The view that the Second Amendment protects some sort of right to carry guns outside the home remains the minority view among post-Heller appellate courts, but it’s a substantial minority, and this decision adds to that minority.
Here is a bit from the decision noting that while both Heller and McDonald dealt specifically with guns in the home, their decisions clearly didn’t apply only to the home:
Though Heller and McDonald say that “‘the need for defense of self, family, and property is most acute’ in the home,” that language does not mean that the need for defense of self, family and property never arises out of the home. Moore, 702 F.3d at 935. In fact, by using the modifier “most” in front of “acute,” the court acknowledged the need for self-defense in places other than the home. As the Second Amendment primarily ensures the right of an individual to bear arms “in case of confrontation,” surely the contours of that right would extend to situations where an individual would need to act in self-defense outside the individual’s home. Heller, 554 U.S. at 592.
Moreover, because the court identified reasonable restrictions such as “carrying  firearms in sensitive places such as schools and government buildings,” the court clearly acknowledged that the scope of the Second Amendment reaches beyond the home. Heller, 554 U.S. at 626–627. Otherwise, such “restrictions” need not be identified or examined….

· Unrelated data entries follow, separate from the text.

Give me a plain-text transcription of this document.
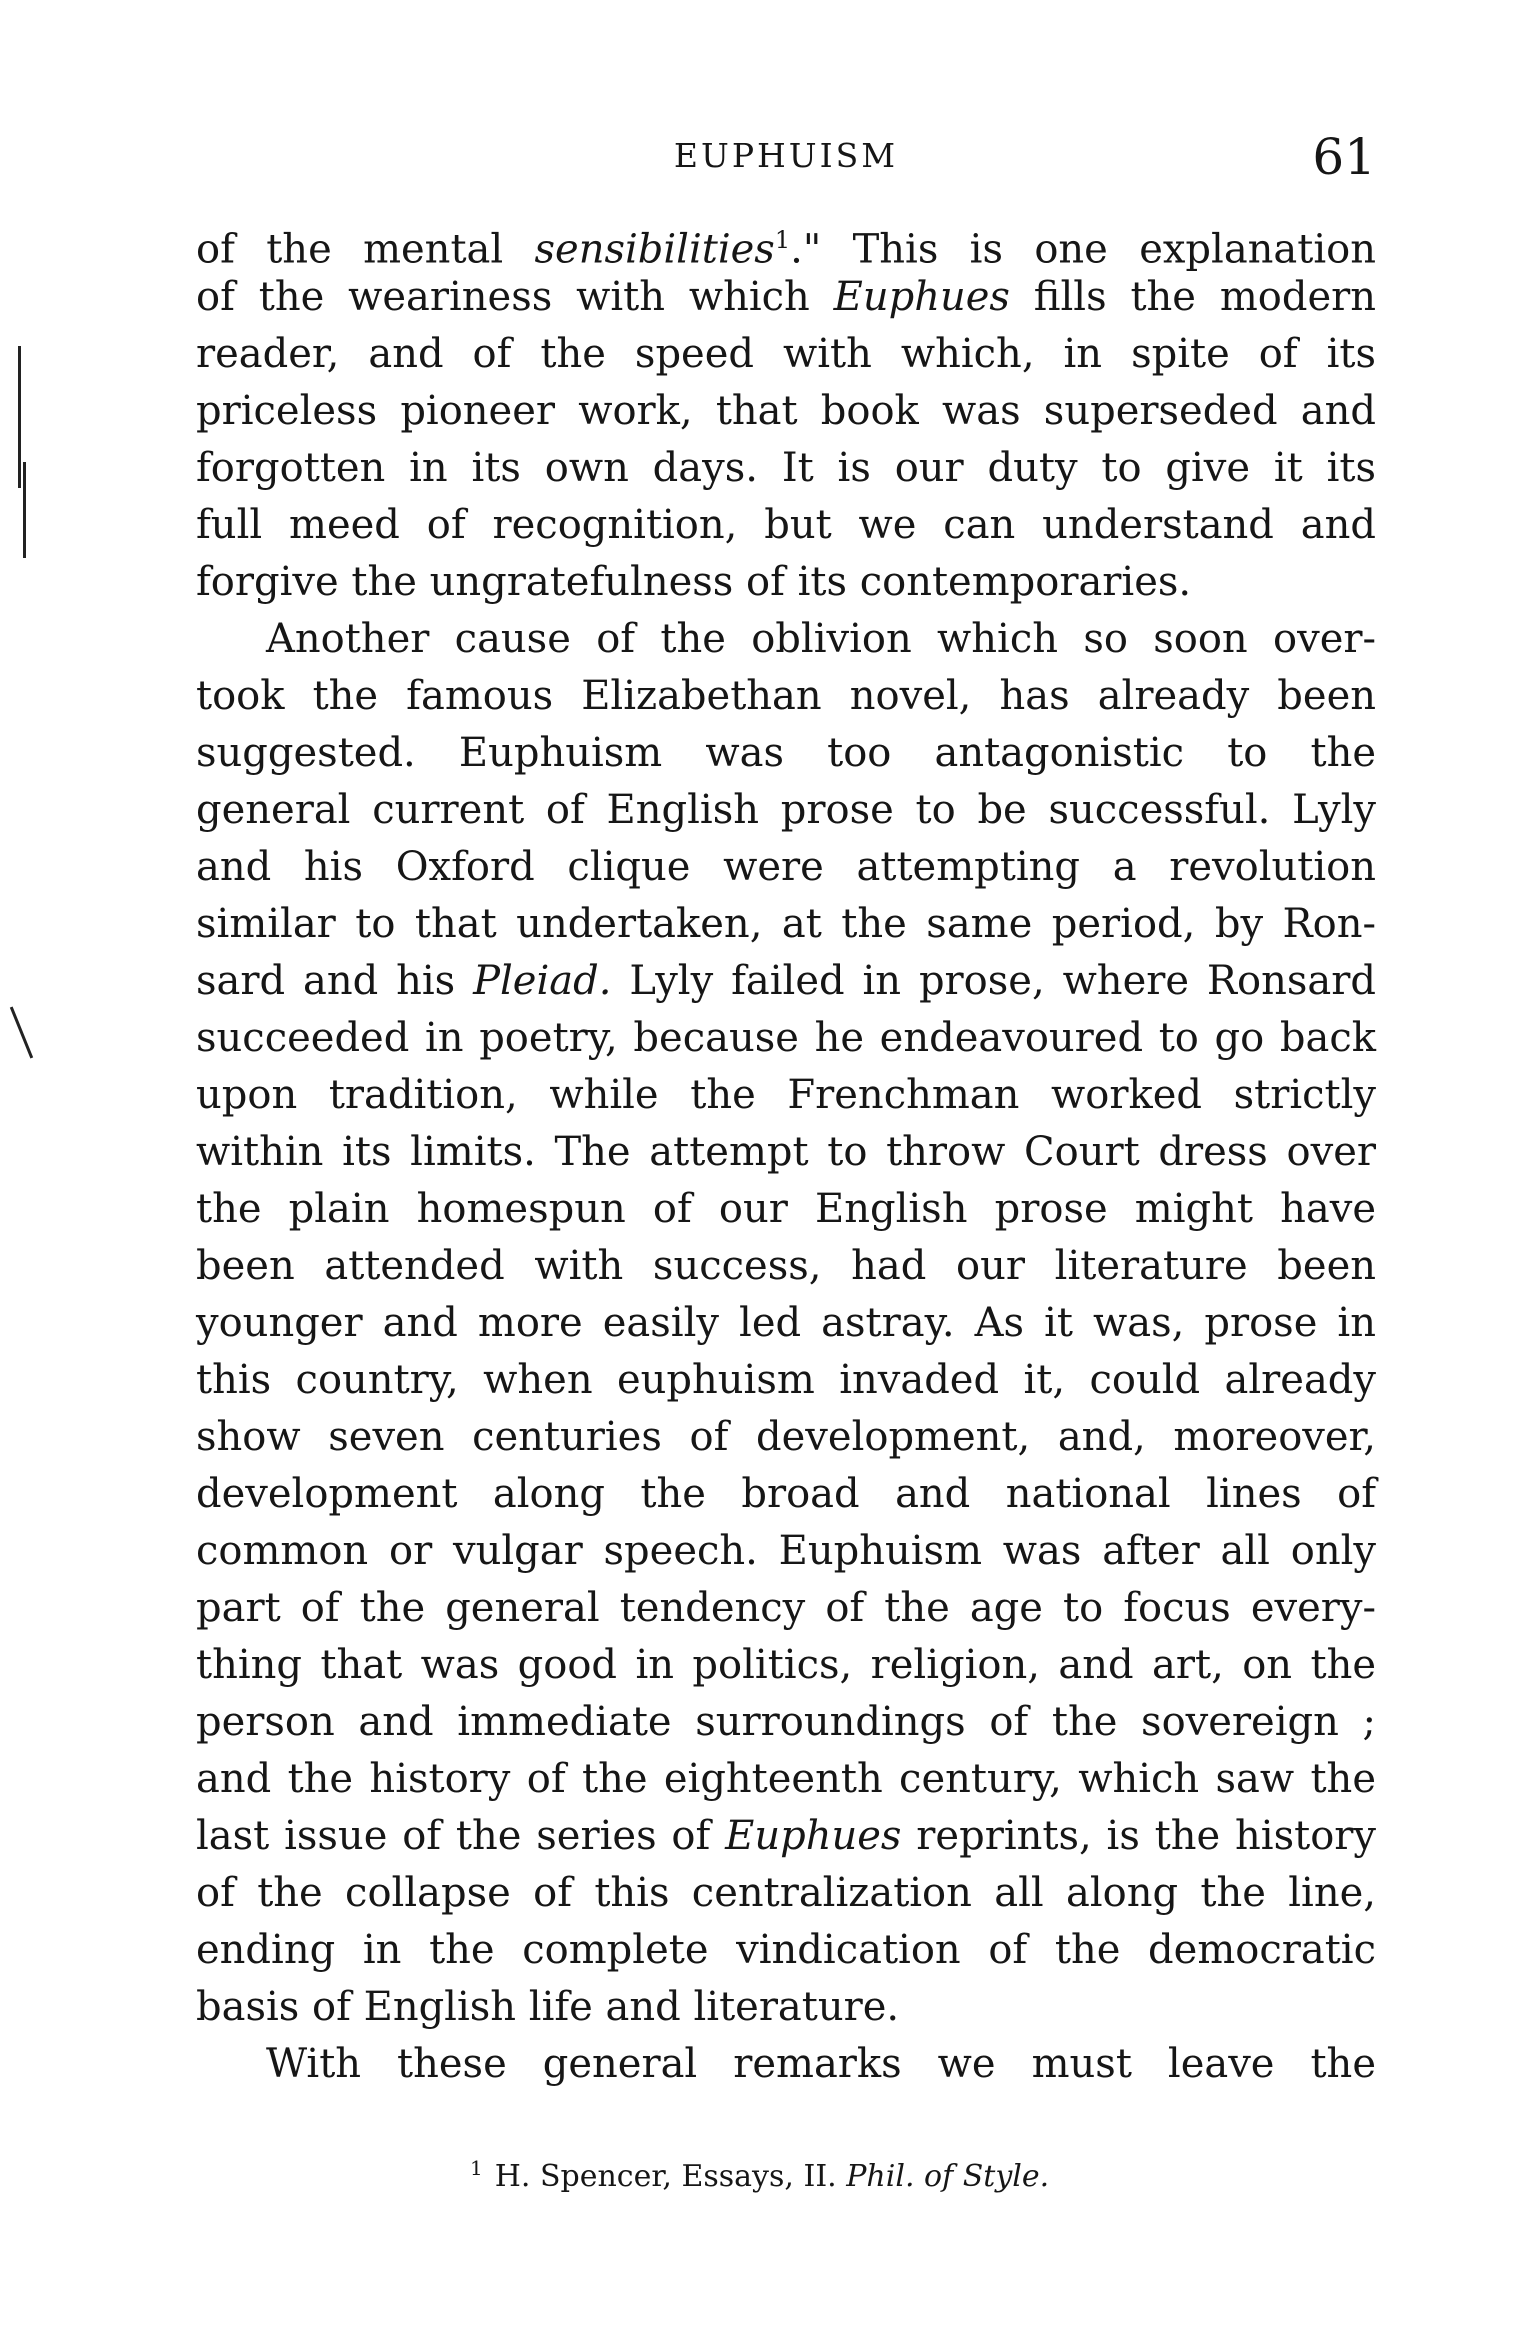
EUPHUISM	61

of the mental sensibilities$^1$." This is one explanation
of the weariness with which Euphues fills the modern
reader, and of the speed with which, in spite of its
priceless pioneer work, that book was superseded and
forgotten in its own days. It is our duty to give it its
full meed of recognition, but we can understand and
forgive the ungratefulness of its contemporaries.

Another cause of the oblivion which so soon over-
took the famous Elizabethan novel, has already been
suggested. Euphuism was too antagonistic to the
general current of English prose to be successful. Lyly
and his Oxford clique were attempting a revolution
similar to that undertaken, at the same period, by Ron-
sard and his Pleiad. Lyly failed in prose, where Ronsard
succeeded in poetry, because he endeavoured to go back
upon tradition, while the Frenchman worked strictly
within its limits. The attempt to throw Court dress over
the plain homespun of our English prose might have
been attended with success, had our literature been
younger and more easily led astray. As it was, prose in
this country, when euphuism invaded it, could already
show seven centuries of development, and, moreover,
development along the broad and national lines of
common or vulgar speech. Euphuism was after all only
part of the general tendency of the age to focus every-
thing that was good in politics, religion, and art, on the
person and immediate surroundings of the sovereign ;
and the history of the eighteenth century, which saw the
last issue of the series of Euphues reprints, is the history
of the collapse of this centralization all along the line,
ending in the complete vindication of the democratic
basis of English life and literature.

With these general remarks we must leave the

$^1$ H. Spencer, Essays, II. Phil. of Style.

They also discuss the “keep” vs. “bear” aspect of the 2A. This is something that Murdoc brings up in conversation from time to time. If the 2A really meant citizens should be allowed to own guns in case they need them for service in a government militia, “keeping” them would be enough. Likewise for those who argue that guns should not be allowed outside the home and/or that they must be locked up, often separate from ammunition, sometimes disabled by trigger locks or dis-assembly. That might be “keeping,” but it sure isn’t “bearing.”